= Everyone's Child =

Everyone's Child is a 1995 film directed by author Tsitsi Dangarembga who became the first black Zimbabwean woman to direct a feature film. The script is based on a story by Shimmer Chinodya and stars Elijah Madzikatire, Momsa Mlambo, and Walter Maparutsa. Produced by Zimbabwe's Media for Development Trust (MFD), Everyone's Child was originally conceived as a training video for community-based orphan care programs. Given the explosive growth of AIDS orphans on the continent--at the time of the project's development, predicted to reach 10,000,000 by the year 2000--it was determined that a feature film would have more of an impact in building awareness on the issue.

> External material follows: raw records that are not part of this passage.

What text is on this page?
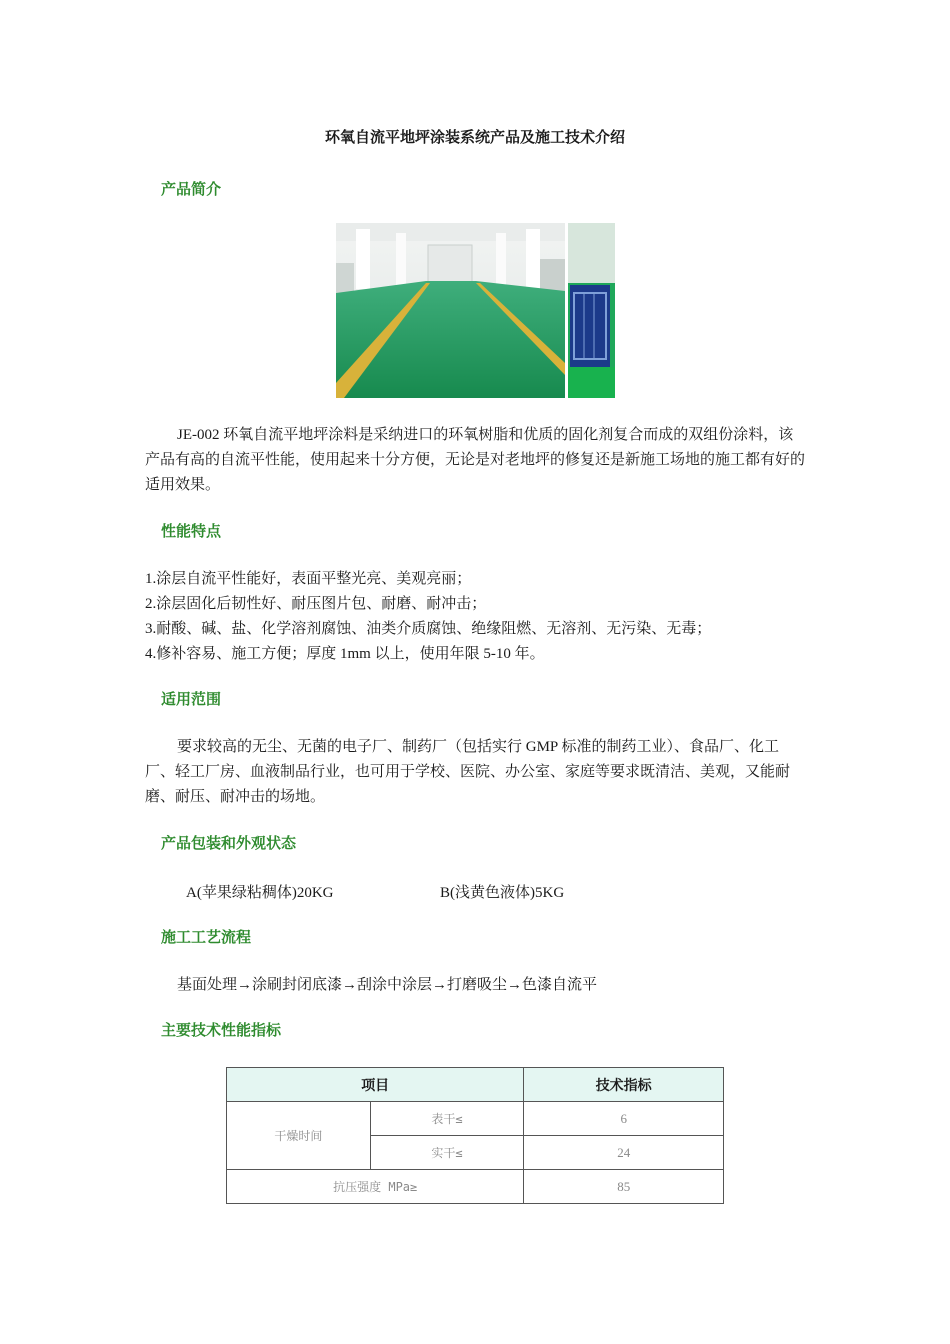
环氧自流平地坪涂装系统产品及施工技术介绍
产品简介
JE-002 环氧自流平地坪涂料是采纳进口的环氧树脂和优质的固化剂复合而成的双组份涂料，该产品有高的自流平性能，使用起来十分方便，无论是对老地坪的修复还是新施工场地的施工都有好的适用效果。
性能特点
1.涂层自流平性能好，表面平整光亮、美观亮丽；
2.涂层固化后韧性好、耐压图片包、耐磨、耐冲击；
3.耐酸、碱、盐、化学溶剂腐蚀、油类介质腐蚀、绝缘阻燃、无溶剂、无污染、无毒；
4.修补容易、施工方便；厚度 1mm 以上，使用年限 5-10 年。
适用范围
要求较高的无尘、无菌的电子厂、制药厂（包括实行 GMP 标准的制药工业）、食品厂、化工厂、轻工厂房、血液制品行业，也可用于学校、医院、办公室、家庭等要求既清洁、美观，又能耐磨、耐压、耐冲击的场地。
产品包装和外观状态
A(苹果绿粘稠体)20KG	B(浅黄色液体)5KG
施工工艺流程
基面处理→涂刷封闭底漆→刮涂中涂层→打磨吸尘→色漆自流平
主要技术性能指标
项目		技术指标
干燥时间	表干≤	6
	实干≤	24
抗压强度 MPa≥		85
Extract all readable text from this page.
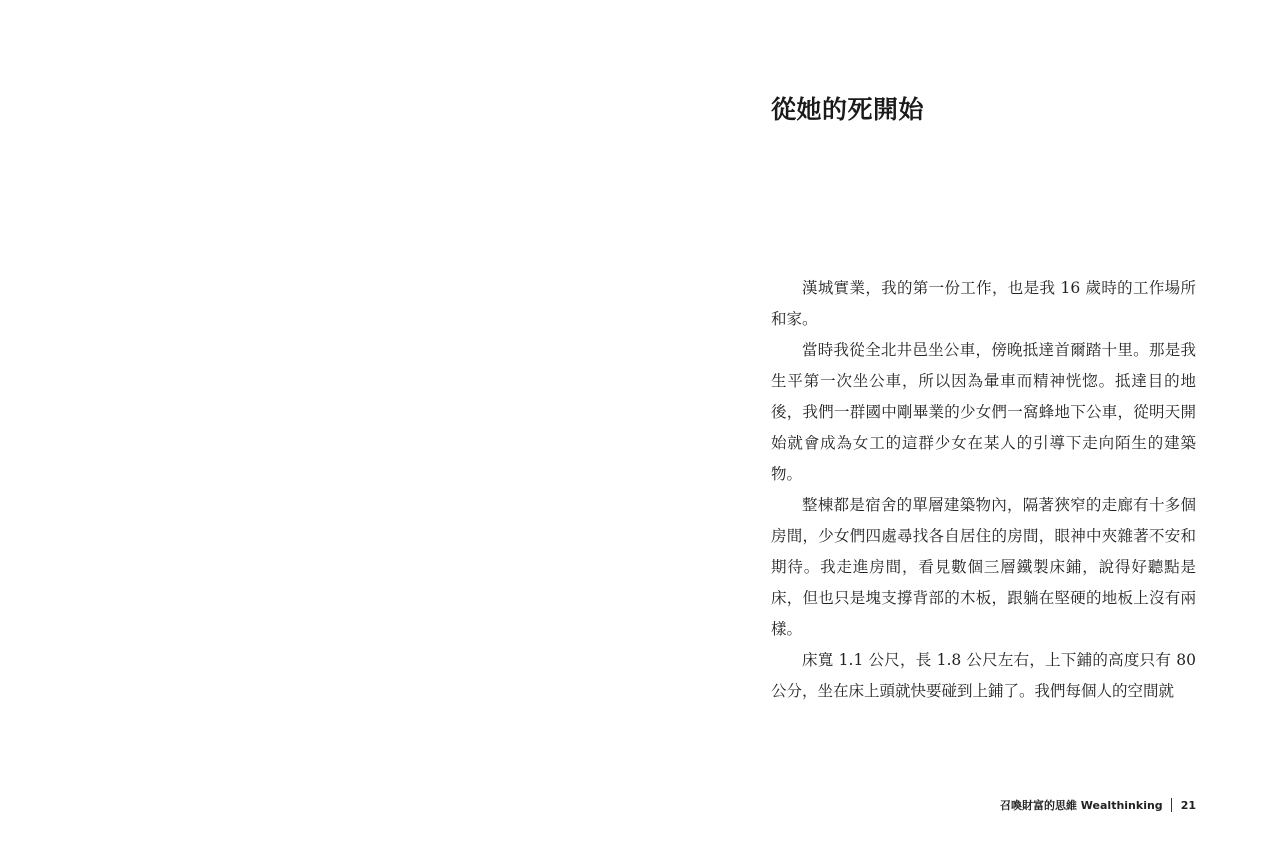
從她的死開始

漢城實業，我的第一份工作，也是我 16 歲時的工作場所和家。

當時我從全北井邑坐公車，傍晚抵達首爾踏十里。那是我生平第一次坐公車，所以因為暈車而精神恍惚。抵達目的地後，我們一群國中剛畢業的少女們一窩蜂地下公車，從明天開始就會成為女工的這群少女在某人的引導下走向陌生的建築物。

整棟都是宿舍的單層建築物內，隔著狹窄的走廊有十多個房間，少女們四處尋找各自居住的房間，眼神中夾雜著不安和期待。我走進房間，看見數個三層鐵製床鋪，說得好聽點是床，但也只是塊支撐背部的木板，跟躺在堅硬的地板上沒有兩樣。

床寬 1.1 公尺，長 1.8 公尺左右，上下鋪的高度只有 80 公分，坐在床上頭就快要碰到上鋪了。我們每個人的空間就

召喚財富的思維 Wealthinking 21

The soundtrack features 12 original songs by some of Zimbabwe's most popular musicians at the time, including Thomas Mapfumo, Leonard Zhakata and Andy "Tomato Sauce" Brown.

The film was criticised for unusual accents and for unsubtle story telling while the soundtrack received positive reviews.

==Plot==
Focusing on the growing problem of children living in hardship - especially as a result of AIDS - the film follows the abrupt journey of two children into a world of adult responsibility. Itayi and Tamari are devastated following the death of both parents, shunned by family and friends, and left with nothing. Frustrated and in despair, Itayi tries his luck in the big city, leaving Tamari at home to look after herself and her younger brothers and sisters.